There is an intersection on Houston, just off Clinton Street. The crosswalk is long, with cars coming from every which way. I do not get intimidated by New York streets, but this is my one exception, mainly because there have been a few hit-and-runs on the South East corner. Generally speaking, the traffic lights of New York are comical. It seems that as soon as the white figure pops up telling you to cross, you have a matter of seconds before the countdown begins—fifteen, fourteen, thirteen, flashing aggressively as if to mock you—not even the light has the time nor the patience for you. Often I can only make it to the street's median, stranded for another twenty seconds between rows of cars.
The past few months of my life have been like this crosswalk. I have been stuck in the median, where a clock flashes the countdown, and I must wait. Recently I have been on autopilot, navigating and preparing for college. The prospect of new environments, friends, and mental pursuits is equal parts exciting and terrifying. Because the future is uncertain, I can't help but feel uneasy. I do not, however, find solace in my past. When I reflect on my childhood, I do not have the nostalgic fondness I anticipated. This is because I am still experiencing the final chapter of childhood; therefore, I cannot reminisce to the extent of a thirty-year-old.
Consequently, reflection induces more depressive than partial feelings. I sense I am losing something that perhaps I should have appreciated more. Then again, I have nothing else to compare childhood to, as I have yet to experience adult life. This period is the first of many liminal stages in my life. And for the coming months, the question remains: am I losing something great or gaining something even better?
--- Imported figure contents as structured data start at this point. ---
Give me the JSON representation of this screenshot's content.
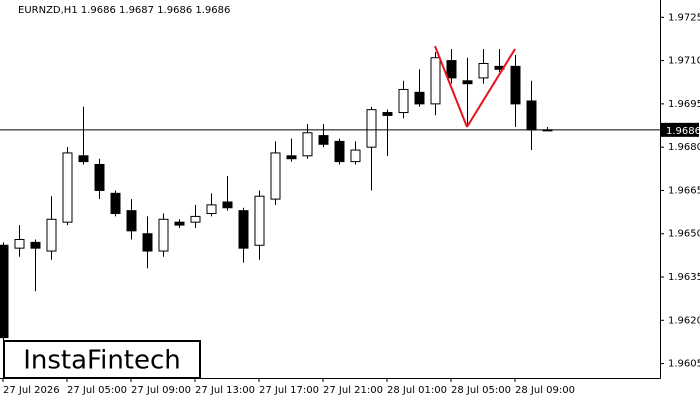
{
  "chart_data": {
    "type": "candlestick",
    "title": "EURNZD,H1  1.9686 1.9687 1.9686 1.9686",
    "watermark": "InstaFintech",
    "categories": [
      "27 Jul 2026",
      null,
      null,
      null,
      "27 Jul 05:00",
      null,
      null,
      null,
      "27 Jul 09:00",
      null,
      null,
      null,
      "27 Jul 13:00",
      null,
      null,
      null,
      "27 Jul 17:00",
      null,
      null,
      null,
      "27 Jul 21:00",
      null,
      null,
      null,
      "28 Jul 01:00",
      null,
      null,
      null,
      "28 Jul 05:00",
      null,
      null,
      null,
      "28 Jul 09:00",
      null,
      null
    ],
    "open": [
      1.9646,
      1.9645,
      1.9647,
      1.9644,
      1.9654,
      1.9677,
      1.9674,
      1.9664,
      1.9658,
      1.965,
      1.9644,
      1.9654,
      1.9654,
      1.9657,
      1.9661,
      1.9658,
      1.9646,
      1.9662,
      1.9677,
      1.9677,
      1.9684,
      1.9682,
      1.9675,
      1.968,
      1.9692,
      1.9692,
      1.9699,
      1.9695,
      1.971,
      1.9703,
      1.9704,
      1.9708,
      1.9708,
      1.9696,
      1.9686
    ],
    "high": [
      1.9647,
      1.9653,
      1.9648,
      1.9663,
      1.968,
      1.9694,
      1.9676,
      1.9665,
      1.9662,
      1.9656,
      1.9657,
      1.9655,
      1.966,
      1.9664,
      1.967,
      1.9659,
      1.9665,
      1.9682,
      1.9683,
      1.9688,
      1.9688,
      1.9683,
      1.9682,
      1.9694,
      1.9693,
      1.9703,
      1.9707,
      1.9713,
      1.9714,
      1.9711,
      1.9714,
      1.9714,
      1.9712,
      1.9703,
      1.9687
    ],
    "low": [
      1.9613,
      1.9642,
      1.963,
      1.9641,
      1.9653,
      1.9674,
      1.9662,
      1.9656,
      1.9648,
      1.9638,
      1.9642,
      1.9652,
      1.9652,
      1.9656,
      1.9658,
      1.964,
      1.9641,
      1.966,
      1.9675,
      1.9676,
      1.968,
      1.9674,
      1.9674,
      1.9665,
      1.9677,
      1.969,
      1.9694,
      1.9691,
      1.9702,
      1.9687,
      1.9702,
      1.9706,
      1.9687,
      1.9679,
      1.9686
    ],
    "close": [
      1.9614,
      1.9648,
      1.9645,
      1.9655,
      1.9678,
      1.9675,
      1.9665,
      1.9657,
      1.9651,
      1.9644,
      1.9655,
      1.9653,
      1.9656,
      1.966,
      1.9659,
      1.9645,
      1.9663,
      1.9678,
      1.9676,
      1.9685,
      1.9681,
      1.9675,
      1.9679,
      1.9693,
      1.9691,
      1.97,
      1.9695,
      1.9711,
      1.9704,
      1.9702,
      1.9709,
      1.9707,
      1.9695,
      1.9686,
      1.9686
    ],
    "current_price": 1.9686,
    "pattern": {
      "color": "#e8141c",
      "points": [
        {
          "index": 27,
          "value": 1.9715
        },
        {
          "index": 29,
          "value": 1.9687
        },
        {
          "index": 32,
          "value": 1.9714
        }
      ]
    },
    "ylim": [
      1.96,
      1.9731
    ],
    "yticks": [
      {
        "value": 1.9605,
        "label": "1.9605"
      },
      {
        "value": 1.962,
        "label": "1.9620"
      },
      {
        "value": 1.9635,
        "label": "1.9635"
      },
      {
        "value": 1.965,
        "label": "1.9650"
      },
      {
        "value": 1.9665,
        "label": "1.9665"
      },
      {
        "value": 1.968,
        "label": "1.9680"
      },
      {
        "value": 1.9695,
        "label": "1.9695"
      },
      {
        "value": 1.971,
        "label": "1.9710"
      },
      {
        "value": 1.9725,
        "label": "1.9725"
      }
    ]
  }
}
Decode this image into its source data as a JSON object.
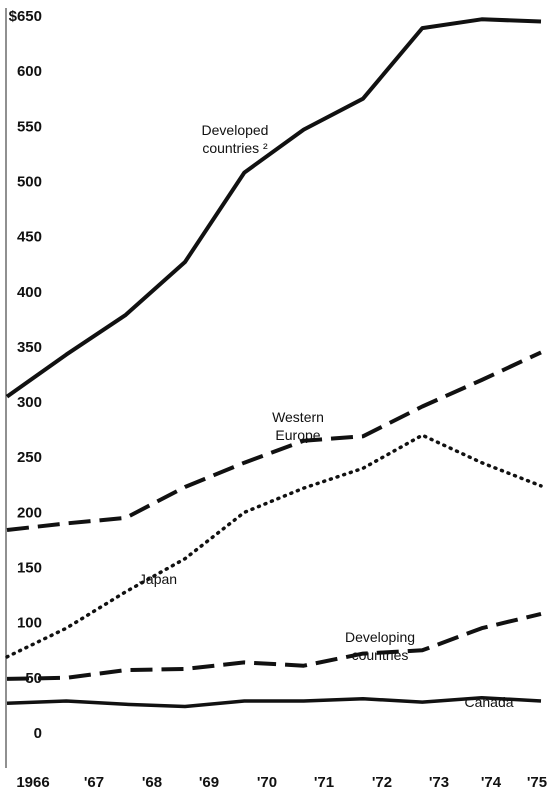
{
  "chart_data": {
    "type": "line",
    "title": "",
    "xlabel": "",
    "ylabel": "",
    "x": [
      "1966",
      "'67",
      "'68",
      "'69",
      "'70",
      "'71",
      "'72",
      "'73",
      "'74",
      "'75"
    ],
    "ylim": [
      0,
      650
    ],
    "yticks": [
      "0",
      "50",
      "100",
      "150",
      "200",
      "250",
      "300",
      "350",
      "400",
      "450",
      "500",
      "550",
      "600",
      "$650"
    ],
    "ytick_values": [
      0,
      50,
      100,
      150,
      200,
      250,
      300,
      350,
      400,
      450,
      500,
      550,
      600,
      650
    ],
    "grid": false,
    "legend": "none",
    "series": [
      {
        "name": "Developed countries ²",
        "label_lines": [
          "Developed",
          "countries ²"
        ],
        "style": "solid",
        "values": [
          305,
          343,
          379,
          427,
          508,
          547,
          575,
          639,
          647,
          645
        ]
      },
      {
        "name": "Western Europe",
        "label_lines": [
          "Western",
          "Europe"
        ],
        "style": "dashed",
        "values": [
          184,
          190,
          195,
          223,
          245,
          265,
          269,
          296,
          320,
          345
        ]
      },
      {
        "name": "Japan",
        "label_lines": [
          "Japan"
        ],
        "style": "dotted",
        "values": [
          69,
          95,
          128,
          158,
          200,
          222,
          240,
          270,
          245,
          224
        ]
      },
      {
        "name": "Developing countries",
        "label_lines": [
          "Developing",
          "countries"
        ],
        "style": "dashed",
        "values": [
          49,
          50,
          57,
          58,
          64,
          61,
          72,
          75,
          95,
          108
        ]
      },
      {
        "name": "Canada",
        "label_lines": [
          "Canada"
        ],
        "style": "solid-thin",
        "values": [
          27,
          29,
          26,
          24,
          29,
          29,
          31,
          28,
          32,
          29
        ]
      }
    ]
  }
}
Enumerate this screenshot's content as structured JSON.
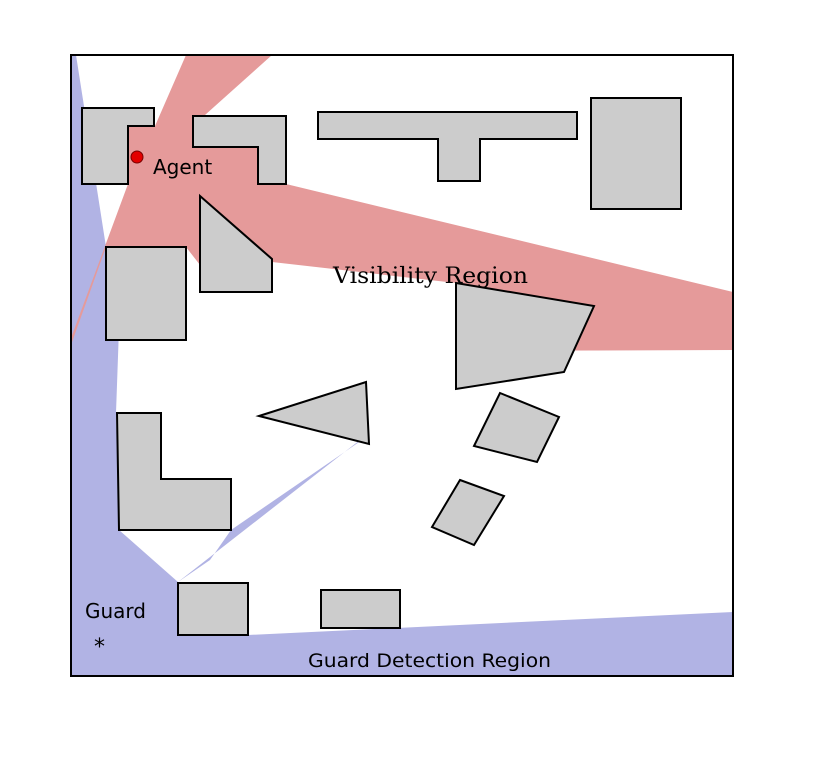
{
  "labels": {
    "agent": "Agent",
    "visibility_region": "Visibility Region",
    "guard": "Guard",
    "guard_detection_region": "Guard Detection Region"
  },
  "colors": {
    "obstacle_fill": "#cccccc",
    "visibility_fill": "#e59a9a",
    "detection_fill": "#b1b3e4",
    "agent_marker": "#e30000",
    "outline": "#000000"
  },
  "markers": {
    "agent_symbol": "●",
    "guard_symbol": "*"
  }
}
The college process asks me to reflect on my life, accomplishments and being thus far. But as I write, I convey a person whose identity is not fully solidified yet. Half of my life—from birth to nine—is a fuzzy puzzle of events I wrack my brain to recall. Of course, I have abundant, meaningful experiences, people, and even transgressions that have shaped me, but it feels incomplete to package myself tightly into one application. They ask to see the sum of a person in 150 character descriptions. I ask myself, what am I reflecting on at the end of the day? Moreover, what exactly am I working towards?
An inherent self-assurance and confidence comes with knowing exactly where you want to go and study. Pre-med at Princeton, comp-sci at Columbia, or print-making at Pratt. I fall into this trap, bracing for the world and college admissions, with an unwarranted certainty of what I want, but it is a facade. I tell myself that I know what I want when I only have a general idea, and even that is constantly shifting. I was reminded of an Oscar Wilde quote, "if you want to be a grocer, or a general, or a politician, or a judge, you will invariably become it; that is your punishment." Furthermore, "If you never know what you want to be if you live what some might call the dynamic life but what I will call the artistic life, if each day you are unsure of who you are and what you know you will never become anything, and that is your reward." To a certain extent, liminality and unpredictability are not what we seek but need.
Although it has been challenging to present what my life has meant and what it could mean, reflecting was not necessarily bad for me. After all, college is not the end all be all of my life story; it is merely the beginning. But as for the present, perhaps this intersection, like the one on Houston, is more of an opportunity than I originally conceived; the light is flashing before me, counting down for me to enter adulthood, but for a fleeting moment, I can stand still.